Exemple de prophétie (tristement) auto-réalisatrice : une jeune fille, à tort ou à raison, se persuade que « Personne ne m’aime », elle ne se maquille plus, débranche son téléphone, ferme sa porte aux amis et assez rapidement en effet sa prophétie aura dit vrai. Mais la confiance n’est pas un exemple moins probant de ces cercles, tantôt vicieux et tantôt vertueux, qui ont tôt fait de réaliser nos pronostics dans le domaine de nos relations, toujours réverbérantes ou mimétiques : avis au bon docteur Coué et à ses adeptes.

Je resongeais à cette problématique, pour moi ancienne, des « actes de parole » (speech acts) à l’occasion de la célébration de l’appel du 18 juin, la semaine dernière. Dieu sait si, en l’an de disgrâce 1940, cet appel n’avait rien de gagné ! Tous les historiens insistent au contraire sur le côté formidablement aléatoire ou risqué de l’initiative, sur le pari engagé alors par le général de Gaulle. À l’entrée du message, un soir de juin, un obscur gradé prononce au micro de la BBC vingt lignes que nul, ou très peu d’auditeurs en France, ont alors capté ; à la sortie, quatre ans après, le même général descend les Champs-Elysées parmi une foule en liesse et prononce à Notre-Dame un discours triomphal.
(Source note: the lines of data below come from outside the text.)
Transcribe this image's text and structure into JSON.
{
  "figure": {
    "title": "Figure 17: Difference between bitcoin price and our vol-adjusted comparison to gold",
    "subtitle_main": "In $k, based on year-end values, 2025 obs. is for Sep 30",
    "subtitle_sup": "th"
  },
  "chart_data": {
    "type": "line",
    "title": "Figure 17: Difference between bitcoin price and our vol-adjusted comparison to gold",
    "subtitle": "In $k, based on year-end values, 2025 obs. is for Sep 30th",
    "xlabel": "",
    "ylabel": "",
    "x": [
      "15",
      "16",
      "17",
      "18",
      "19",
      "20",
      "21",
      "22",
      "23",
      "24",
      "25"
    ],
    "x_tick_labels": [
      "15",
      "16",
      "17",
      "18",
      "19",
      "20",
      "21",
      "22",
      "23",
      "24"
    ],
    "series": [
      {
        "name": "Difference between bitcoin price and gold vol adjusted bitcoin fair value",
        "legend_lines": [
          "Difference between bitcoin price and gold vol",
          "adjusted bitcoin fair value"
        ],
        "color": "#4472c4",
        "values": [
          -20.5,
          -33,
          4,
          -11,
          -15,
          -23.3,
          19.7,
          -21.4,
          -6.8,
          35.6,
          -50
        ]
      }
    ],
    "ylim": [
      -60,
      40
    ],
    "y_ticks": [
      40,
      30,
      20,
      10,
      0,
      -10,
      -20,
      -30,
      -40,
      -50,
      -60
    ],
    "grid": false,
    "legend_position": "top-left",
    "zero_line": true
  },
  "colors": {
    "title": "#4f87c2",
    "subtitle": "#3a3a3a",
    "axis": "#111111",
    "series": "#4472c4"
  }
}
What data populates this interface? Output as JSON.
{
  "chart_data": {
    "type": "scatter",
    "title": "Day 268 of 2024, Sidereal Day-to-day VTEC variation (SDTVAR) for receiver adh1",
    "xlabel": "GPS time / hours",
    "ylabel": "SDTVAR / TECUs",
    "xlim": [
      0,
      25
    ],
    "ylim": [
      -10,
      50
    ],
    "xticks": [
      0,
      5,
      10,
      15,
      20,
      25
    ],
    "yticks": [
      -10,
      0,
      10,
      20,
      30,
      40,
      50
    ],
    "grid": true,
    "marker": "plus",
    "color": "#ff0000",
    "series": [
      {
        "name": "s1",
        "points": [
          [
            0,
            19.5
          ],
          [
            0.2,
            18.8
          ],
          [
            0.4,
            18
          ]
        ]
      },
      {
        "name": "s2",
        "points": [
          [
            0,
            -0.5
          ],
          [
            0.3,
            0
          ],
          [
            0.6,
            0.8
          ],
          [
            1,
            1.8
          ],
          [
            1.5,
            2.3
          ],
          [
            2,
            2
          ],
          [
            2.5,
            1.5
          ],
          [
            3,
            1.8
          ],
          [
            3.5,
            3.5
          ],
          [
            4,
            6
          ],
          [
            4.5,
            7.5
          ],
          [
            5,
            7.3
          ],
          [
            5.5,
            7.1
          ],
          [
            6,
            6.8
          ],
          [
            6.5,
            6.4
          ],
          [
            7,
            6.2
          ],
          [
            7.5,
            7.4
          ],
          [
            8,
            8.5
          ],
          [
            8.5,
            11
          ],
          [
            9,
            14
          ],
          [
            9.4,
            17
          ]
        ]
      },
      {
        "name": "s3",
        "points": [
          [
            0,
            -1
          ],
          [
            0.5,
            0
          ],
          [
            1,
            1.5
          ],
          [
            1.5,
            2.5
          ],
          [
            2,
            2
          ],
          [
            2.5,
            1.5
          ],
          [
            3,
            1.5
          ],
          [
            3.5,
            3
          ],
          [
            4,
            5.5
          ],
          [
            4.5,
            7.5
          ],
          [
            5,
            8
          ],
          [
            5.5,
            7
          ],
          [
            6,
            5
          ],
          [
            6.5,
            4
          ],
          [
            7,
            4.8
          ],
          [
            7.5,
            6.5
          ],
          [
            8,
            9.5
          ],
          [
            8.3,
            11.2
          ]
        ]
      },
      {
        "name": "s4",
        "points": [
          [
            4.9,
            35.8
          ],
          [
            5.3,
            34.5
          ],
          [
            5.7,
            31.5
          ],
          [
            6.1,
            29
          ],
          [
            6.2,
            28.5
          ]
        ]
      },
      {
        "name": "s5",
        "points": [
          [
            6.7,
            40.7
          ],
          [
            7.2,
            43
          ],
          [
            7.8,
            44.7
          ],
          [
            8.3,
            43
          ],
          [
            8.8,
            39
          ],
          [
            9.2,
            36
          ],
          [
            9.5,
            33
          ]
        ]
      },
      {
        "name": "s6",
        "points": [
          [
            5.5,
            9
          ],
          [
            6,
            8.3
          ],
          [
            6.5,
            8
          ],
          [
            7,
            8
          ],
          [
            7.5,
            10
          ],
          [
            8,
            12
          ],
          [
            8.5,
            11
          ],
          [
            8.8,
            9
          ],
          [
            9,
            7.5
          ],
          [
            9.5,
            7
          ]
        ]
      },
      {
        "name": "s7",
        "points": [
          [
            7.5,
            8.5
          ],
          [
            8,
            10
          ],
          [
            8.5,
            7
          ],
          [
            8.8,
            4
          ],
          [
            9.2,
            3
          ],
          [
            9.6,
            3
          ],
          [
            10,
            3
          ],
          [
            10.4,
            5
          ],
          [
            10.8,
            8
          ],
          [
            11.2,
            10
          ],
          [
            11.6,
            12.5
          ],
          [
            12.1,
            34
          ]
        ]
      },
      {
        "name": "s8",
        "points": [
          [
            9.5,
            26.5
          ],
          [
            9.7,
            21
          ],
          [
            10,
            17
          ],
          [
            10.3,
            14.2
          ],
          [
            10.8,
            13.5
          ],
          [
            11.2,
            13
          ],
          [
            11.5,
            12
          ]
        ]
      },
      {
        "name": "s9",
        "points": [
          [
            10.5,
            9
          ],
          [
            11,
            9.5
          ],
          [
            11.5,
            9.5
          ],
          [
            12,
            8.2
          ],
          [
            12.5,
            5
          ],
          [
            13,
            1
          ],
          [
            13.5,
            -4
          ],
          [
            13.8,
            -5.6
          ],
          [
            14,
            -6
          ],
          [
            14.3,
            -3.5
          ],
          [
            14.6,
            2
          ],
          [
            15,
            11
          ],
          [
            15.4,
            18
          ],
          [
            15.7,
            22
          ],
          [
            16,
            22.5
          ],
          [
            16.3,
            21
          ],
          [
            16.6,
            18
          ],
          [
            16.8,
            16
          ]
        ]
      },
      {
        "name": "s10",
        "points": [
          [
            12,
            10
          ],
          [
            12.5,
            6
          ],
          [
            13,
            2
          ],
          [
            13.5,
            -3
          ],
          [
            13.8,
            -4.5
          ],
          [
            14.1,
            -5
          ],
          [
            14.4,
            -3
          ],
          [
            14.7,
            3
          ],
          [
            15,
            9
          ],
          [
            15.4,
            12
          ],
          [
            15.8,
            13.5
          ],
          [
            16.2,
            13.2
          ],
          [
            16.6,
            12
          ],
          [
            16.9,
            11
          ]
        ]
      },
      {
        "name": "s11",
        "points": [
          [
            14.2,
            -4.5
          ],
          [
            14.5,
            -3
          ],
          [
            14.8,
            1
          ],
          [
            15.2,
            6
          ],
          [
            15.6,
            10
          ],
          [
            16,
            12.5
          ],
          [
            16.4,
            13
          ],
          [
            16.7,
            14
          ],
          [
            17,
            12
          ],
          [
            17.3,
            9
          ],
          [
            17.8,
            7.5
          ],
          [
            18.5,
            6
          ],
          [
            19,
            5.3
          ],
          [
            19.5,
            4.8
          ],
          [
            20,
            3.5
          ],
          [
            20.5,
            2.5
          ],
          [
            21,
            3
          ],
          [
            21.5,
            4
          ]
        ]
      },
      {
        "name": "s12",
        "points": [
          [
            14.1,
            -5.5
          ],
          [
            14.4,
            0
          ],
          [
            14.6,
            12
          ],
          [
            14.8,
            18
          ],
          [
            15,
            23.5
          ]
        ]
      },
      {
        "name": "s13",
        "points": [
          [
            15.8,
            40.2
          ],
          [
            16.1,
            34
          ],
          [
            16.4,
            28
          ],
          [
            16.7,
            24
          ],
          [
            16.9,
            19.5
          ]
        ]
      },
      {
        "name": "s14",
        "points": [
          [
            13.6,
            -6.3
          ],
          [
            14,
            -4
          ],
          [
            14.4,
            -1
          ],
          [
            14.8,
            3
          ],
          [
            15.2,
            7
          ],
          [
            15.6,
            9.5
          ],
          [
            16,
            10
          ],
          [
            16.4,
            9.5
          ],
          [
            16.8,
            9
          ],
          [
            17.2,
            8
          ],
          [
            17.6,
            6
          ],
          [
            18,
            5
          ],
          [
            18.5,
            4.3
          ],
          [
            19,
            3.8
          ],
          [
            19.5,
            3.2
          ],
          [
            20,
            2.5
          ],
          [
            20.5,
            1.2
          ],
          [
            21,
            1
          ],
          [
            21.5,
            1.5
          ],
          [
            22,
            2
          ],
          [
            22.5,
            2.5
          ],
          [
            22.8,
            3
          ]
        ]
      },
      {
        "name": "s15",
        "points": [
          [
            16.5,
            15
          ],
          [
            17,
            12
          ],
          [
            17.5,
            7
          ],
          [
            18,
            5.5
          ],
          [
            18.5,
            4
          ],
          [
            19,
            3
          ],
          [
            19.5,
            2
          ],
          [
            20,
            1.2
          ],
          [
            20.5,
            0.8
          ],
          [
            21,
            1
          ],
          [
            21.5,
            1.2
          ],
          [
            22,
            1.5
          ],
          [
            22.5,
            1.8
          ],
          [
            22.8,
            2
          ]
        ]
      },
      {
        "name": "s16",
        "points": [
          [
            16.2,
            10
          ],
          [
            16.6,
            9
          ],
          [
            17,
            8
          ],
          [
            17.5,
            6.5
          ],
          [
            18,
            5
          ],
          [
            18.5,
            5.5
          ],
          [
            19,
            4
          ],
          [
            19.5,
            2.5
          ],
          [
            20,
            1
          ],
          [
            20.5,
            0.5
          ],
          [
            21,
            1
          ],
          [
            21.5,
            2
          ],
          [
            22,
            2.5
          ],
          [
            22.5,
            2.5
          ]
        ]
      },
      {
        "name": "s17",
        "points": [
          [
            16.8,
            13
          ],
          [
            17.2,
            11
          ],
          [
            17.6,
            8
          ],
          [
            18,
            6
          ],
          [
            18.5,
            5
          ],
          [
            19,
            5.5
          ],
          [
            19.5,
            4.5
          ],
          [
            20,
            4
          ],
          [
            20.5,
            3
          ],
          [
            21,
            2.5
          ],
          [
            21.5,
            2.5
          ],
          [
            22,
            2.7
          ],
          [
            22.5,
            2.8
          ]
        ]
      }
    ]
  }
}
Le « général micro » savait ce que parler veut dire : lui-même écrivain, comme le souligne Régis Debray dans un livre important (À demain de Gaulle), il tolérait mal les bavards étourdis pour qui les mots n’engagent pas – d’où son refus, par exemple, opposé à ceux qui lui demandaient à la Libération de grâcier Brasillach.

Tout écrivain partage cette croyance, et une parcelle de cet obscur pouvoir : écrire c’est mettre de l’ordre, et c’est aussi entretenir, nourrir ou façonner de plus secrètes relations, du côté de l’aveu, de la prière ou de l’engagement. Cela engage donc, le langage ? Dans quels parages, vers quels dangers ?

Je ne dispose pas de l’ordre du monde, je ne peux à ma guise le changer ; mais il me réconforte de penser que je dispose des mots pour cadrer, et orienter, mes relations à ce monde et aux autres ; des relations tissées d’anticipations, de projections, d’un horizon d’attente ou de désirs (toutes notions soigneusement pesées par la pragmatique) qui, loin d’être inertes, agissent en permanence sur mes interlocuteurs, et sur mon environnement. Le monde d’un homme bénévolent ne ressemble en rien à celui de l’homme plein de défiance ; bien cultivée, une croyance participe de notre croissance.

La SFP n’est pas automatique, et sa condition semble négative : tels mots n’ont pas, par eux-mêmes, le pouvoir d’entraîner tel état du monde, mais rien ne changera de celui-ci si ces pauvres mots ne sont pas proférés ; leur condition, nécessaire, n’est pas suffisante. Mais il arrive qu’une parole déclenche, ou mobilise, d’autres adjuvants qui à leur tour sauront agir. Et c’est ainsi que parler c’est faire, ou mettre en branle, jusqu’à (mieux qu’Ali Baba) soulever parfois des montagnes !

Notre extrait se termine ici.